Neste ponto Afonso (Carlos Cruz) tenta se valer dos ideais da Revolução, de socializar ganhos e perdas entre todos, para solucionar os problemas. Cada província arcaria com uma parte dos custos do traslado, mantendo a cota de combustível dentro da meta. A surpresa foi a morte repentina de sua sogra, que o faria ser o primeiro a por seu plano em prática cruzando a ilha de Guantánamo, no extremo leste, a Havana. Caminho inverso que fizeram com as cinzas de Fidel, até Santiago de Cuba.

A viagem que segue fornece elementos para críticas severas ao regime cubano, assim como virtudes que não se encontra em países sul-americanos. No que fica isento de críticas positivas ou negativas, a história mostra que a vida é feita de imprevistos, que não podem ser planejados em uma mesa de reunião e demandam soluções que fogem ao protocolo rígido que as instâncias governamentais tendem a impor.
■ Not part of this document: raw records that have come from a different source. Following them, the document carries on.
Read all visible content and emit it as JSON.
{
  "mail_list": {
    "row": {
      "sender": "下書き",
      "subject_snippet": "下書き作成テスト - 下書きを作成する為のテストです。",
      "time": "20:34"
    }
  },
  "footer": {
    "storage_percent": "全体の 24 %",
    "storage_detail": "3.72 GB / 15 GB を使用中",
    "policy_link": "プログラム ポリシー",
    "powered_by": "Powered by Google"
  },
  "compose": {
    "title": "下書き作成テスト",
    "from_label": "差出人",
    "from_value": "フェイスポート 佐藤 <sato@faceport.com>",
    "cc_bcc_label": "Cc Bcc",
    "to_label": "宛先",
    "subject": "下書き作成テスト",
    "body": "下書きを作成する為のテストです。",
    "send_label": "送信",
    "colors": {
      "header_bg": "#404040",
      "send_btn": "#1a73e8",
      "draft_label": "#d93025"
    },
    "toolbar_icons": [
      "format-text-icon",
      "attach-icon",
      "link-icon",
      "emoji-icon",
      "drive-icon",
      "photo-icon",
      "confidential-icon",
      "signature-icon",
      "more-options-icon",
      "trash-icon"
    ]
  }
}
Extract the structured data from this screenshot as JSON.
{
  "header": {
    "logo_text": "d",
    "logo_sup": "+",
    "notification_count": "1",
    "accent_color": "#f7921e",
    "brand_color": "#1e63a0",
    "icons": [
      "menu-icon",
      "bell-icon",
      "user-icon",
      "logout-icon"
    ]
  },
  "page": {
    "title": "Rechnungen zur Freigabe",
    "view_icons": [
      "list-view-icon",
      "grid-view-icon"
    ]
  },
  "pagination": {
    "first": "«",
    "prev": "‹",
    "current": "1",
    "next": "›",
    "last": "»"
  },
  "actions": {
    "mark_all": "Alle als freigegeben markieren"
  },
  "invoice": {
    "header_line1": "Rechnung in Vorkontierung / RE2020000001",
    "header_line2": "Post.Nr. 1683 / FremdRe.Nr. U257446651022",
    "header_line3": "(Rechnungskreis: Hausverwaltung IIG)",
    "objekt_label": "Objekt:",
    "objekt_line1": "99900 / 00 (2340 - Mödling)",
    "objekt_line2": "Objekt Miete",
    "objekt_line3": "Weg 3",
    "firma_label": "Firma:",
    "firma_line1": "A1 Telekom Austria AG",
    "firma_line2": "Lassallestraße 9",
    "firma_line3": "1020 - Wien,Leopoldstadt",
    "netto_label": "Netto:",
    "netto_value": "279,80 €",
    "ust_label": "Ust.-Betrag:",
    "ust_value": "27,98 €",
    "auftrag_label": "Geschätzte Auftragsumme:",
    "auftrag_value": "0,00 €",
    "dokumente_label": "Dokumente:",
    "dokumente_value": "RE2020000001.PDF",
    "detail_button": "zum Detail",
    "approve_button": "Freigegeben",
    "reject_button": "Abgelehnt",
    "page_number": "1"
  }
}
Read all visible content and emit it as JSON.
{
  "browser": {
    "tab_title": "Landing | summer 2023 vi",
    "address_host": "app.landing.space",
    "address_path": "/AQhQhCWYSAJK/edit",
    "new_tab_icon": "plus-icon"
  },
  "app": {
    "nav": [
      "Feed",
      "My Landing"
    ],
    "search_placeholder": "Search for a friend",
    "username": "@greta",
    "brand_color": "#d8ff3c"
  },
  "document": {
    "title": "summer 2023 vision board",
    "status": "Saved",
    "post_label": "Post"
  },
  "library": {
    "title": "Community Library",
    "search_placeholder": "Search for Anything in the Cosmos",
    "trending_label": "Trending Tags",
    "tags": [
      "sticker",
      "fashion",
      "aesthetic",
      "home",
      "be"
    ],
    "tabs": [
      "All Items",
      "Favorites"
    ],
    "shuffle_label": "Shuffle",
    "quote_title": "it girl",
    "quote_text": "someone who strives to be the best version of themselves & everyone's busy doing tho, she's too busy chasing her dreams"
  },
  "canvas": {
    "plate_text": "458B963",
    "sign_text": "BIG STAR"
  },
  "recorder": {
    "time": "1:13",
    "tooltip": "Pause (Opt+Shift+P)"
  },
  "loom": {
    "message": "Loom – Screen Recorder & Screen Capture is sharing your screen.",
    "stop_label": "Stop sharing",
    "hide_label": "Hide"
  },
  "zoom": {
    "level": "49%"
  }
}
Uma das coisas que Afonso não poderia prever é que sua esposa Georgina (Mirtha Ibarra) encontraria com um ex-aluno, Mariano (Jorge Perugorria). Cabe ressaltar que Georgina deixou de dar aula de economia e Mariano se formou em engenharia, mas trabalha como caminhoneiro e ganha até mais nessa profissão. Há quem veja como insanidade um caminhoneiro ter salário equivalente ao de um engenheiro.

Toda história tem pelo menos duas versões. Se Afonso narrasse o filme provavelmente se colocaria como uma vítima de Mariano, que tentava seduzir sua esposa. Poderia citar infortúnios do destino, culpar os personagens que atravessaram seu caminho – como uma mulher em trabalho de parto – ou qualquer outra coisa para justificar as dificuldades que teve.

Como o filme não é narrado por ele, resta a imagem personificada de um burocrata restrito, cuja devoção aos valores revolucionários não visam o bem da sociedade, mas um cargo de destaque que coloque seu nome na história do país. Dessa forma faz de tudo para que a realidade se adeque aos seus planos, não o contrário.

A morte, trágica, mas trabalhada de forma leve e cômica ao longo do filme, sugere que aquilo que já foi grandioso, como Yoyita (Conchita Brando), a falecida sogra de Afonso que fora uma artista de sucesso, pode chegar ao fim quando menos esperamos e depois disso deixa um corpo que ainda precisa de atenção.

Em qualquer país do mundo a sociedade é muito mais dinâmica que as leis. Estas são passíveis de interpretações e corrupções – não necessariamente grandiosas, mas essas pequenas corrupções do dia-a-dia, que por vezes nem nos damos conta de que cometemos – enquanto as situações reais demandam urgência que foge do escopo da burocracia.

Assim o cadáver insepulto que insiste em causar transtornos nos planos de Afonso estaria presente de forma metafórica independente da área em que o funcionário público trabalhasse. Seu problema não era o cadáver da sogra, mas o cadáver de uma ideologia distorcida, que nasceu tendo por base a ascensão pessoal enquanto dizia se apoiar no bem comum.

Superando o discurso e a postura ultrapassa de Afonso, vemos os demais personagens vivendo a vida fora do papel. A vida que traz surpresas que podem ser tão ruins quanto a morte, ou tão boa quando um reencontro afetivo. Melhor que tentar adequar os imprevistos à burocracia é encontrar uma saída satisfatória, que não implique em renunciar aos sonhos, nem sepultá-los em uma terra distante.